The point I’m trying to make with all this shop talk is to demonstrate just how little communication happens between different groups of taxonomists, and that a lot of this lack of communication isn’t just due to science becoming ever more insular and compartmentalized as it becomes less and less possible for one person to know everything, but is also due to toxic cultural attitudes that lead biologists to not consider taxa outside their group of study simply because they consider them uninteresting. This isn’t just entomologists and paleontologists, but I’m just highlighting these two given they’re cases I’ve experienced enough with both to use them as case studies. Some of it may be personality as well, given that I’ve noticed a lot of scientists tend to have issues with tunnel-vision, be terrible at understanding other people’s perspectives or why they think the way they do (or convince another to adopt their thought process), and tend to be very uncompromising and confrontational in their stances (the flip side of that is that it is probably because they have these kinds of personalities that these individuals excel in research in the first place).
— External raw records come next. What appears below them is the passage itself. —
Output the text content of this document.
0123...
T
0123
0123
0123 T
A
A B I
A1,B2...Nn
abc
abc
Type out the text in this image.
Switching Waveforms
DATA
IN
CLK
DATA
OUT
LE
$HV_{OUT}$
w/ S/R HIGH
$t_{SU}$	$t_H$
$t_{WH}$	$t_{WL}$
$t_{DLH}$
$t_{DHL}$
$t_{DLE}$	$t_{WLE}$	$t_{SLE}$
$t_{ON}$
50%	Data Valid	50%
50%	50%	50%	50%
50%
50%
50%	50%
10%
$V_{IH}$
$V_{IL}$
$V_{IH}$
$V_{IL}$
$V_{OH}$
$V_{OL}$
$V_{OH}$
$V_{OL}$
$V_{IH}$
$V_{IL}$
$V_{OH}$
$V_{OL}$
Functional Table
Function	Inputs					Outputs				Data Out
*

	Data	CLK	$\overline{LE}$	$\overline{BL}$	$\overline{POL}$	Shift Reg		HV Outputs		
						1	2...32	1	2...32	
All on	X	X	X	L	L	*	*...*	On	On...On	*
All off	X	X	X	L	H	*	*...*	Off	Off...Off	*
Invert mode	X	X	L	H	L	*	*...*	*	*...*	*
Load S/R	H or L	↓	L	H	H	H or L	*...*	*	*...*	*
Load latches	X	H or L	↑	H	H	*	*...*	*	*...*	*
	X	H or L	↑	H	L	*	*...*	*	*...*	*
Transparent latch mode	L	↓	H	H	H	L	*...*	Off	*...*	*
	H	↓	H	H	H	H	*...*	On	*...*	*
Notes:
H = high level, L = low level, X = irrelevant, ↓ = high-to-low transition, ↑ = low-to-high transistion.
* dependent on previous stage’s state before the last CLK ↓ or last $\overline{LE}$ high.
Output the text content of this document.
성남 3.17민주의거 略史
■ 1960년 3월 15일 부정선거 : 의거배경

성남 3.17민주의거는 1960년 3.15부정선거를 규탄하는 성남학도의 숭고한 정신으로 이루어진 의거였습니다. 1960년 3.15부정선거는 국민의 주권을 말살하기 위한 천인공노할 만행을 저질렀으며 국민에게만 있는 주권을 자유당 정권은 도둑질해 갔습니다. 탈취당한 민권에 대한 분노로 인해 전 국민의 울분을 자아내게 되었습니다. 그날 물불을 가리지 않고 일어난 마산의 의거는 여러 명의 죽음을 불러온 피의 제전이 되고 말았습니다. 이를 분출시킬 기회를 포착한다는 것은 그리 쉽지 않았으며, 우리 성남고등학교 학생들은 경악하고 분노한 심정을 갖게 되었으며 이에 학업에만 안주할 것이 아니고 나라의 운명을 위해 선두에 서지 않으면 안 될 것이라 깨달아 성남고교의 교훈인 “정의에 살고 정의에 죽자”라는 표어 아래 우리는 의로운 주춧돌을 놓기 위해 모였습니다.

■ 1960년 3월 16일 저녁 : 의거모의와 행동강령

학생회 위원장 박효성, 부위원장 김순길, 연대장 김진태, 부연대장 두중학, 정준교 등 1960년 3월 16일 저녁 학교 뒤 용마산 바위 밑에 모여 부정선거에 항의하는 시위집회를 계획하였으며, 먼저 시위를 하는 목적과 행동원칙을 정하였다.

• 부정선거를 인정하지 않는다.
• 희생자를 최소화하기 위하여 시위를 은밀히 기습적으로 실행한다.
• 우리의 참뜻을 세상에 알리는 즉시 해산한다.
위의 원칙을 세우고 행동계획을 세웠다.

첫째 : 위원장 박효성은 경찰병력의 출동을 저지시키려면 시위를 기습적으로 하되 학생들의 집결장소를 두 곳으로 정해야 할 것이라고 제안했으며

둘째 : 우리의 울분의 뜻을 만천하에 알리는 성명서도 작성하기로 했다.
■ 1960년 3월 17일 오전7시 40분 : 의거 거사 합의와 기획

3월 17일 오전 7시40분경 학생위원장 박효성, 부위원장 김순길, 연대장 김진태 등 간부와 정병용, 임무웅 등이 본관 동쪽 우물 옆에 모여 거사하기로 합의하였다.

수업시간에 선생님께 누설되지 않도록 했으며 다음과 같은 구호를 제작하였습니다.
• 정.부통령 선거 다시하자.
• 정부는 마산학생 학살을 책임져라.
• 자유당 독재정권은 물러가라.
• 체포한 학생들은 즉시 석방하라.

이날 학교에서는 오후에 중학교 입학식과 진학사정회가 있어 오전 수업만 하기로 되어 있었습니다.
However, the downside of this is that the types of people who tend to become scientists are unlikely to be inspired by other fields of study or regularly communicate with researchers who work on topics outside their immediate bubble. It’s not impossible for researchers to do so, and there are examples of cross-disciplinary collaboration and communication, but the fact that there is currently a crisis over science becoming over-insularized and thus not-exposed to novel ideas highlights how the lack of communication is an issue.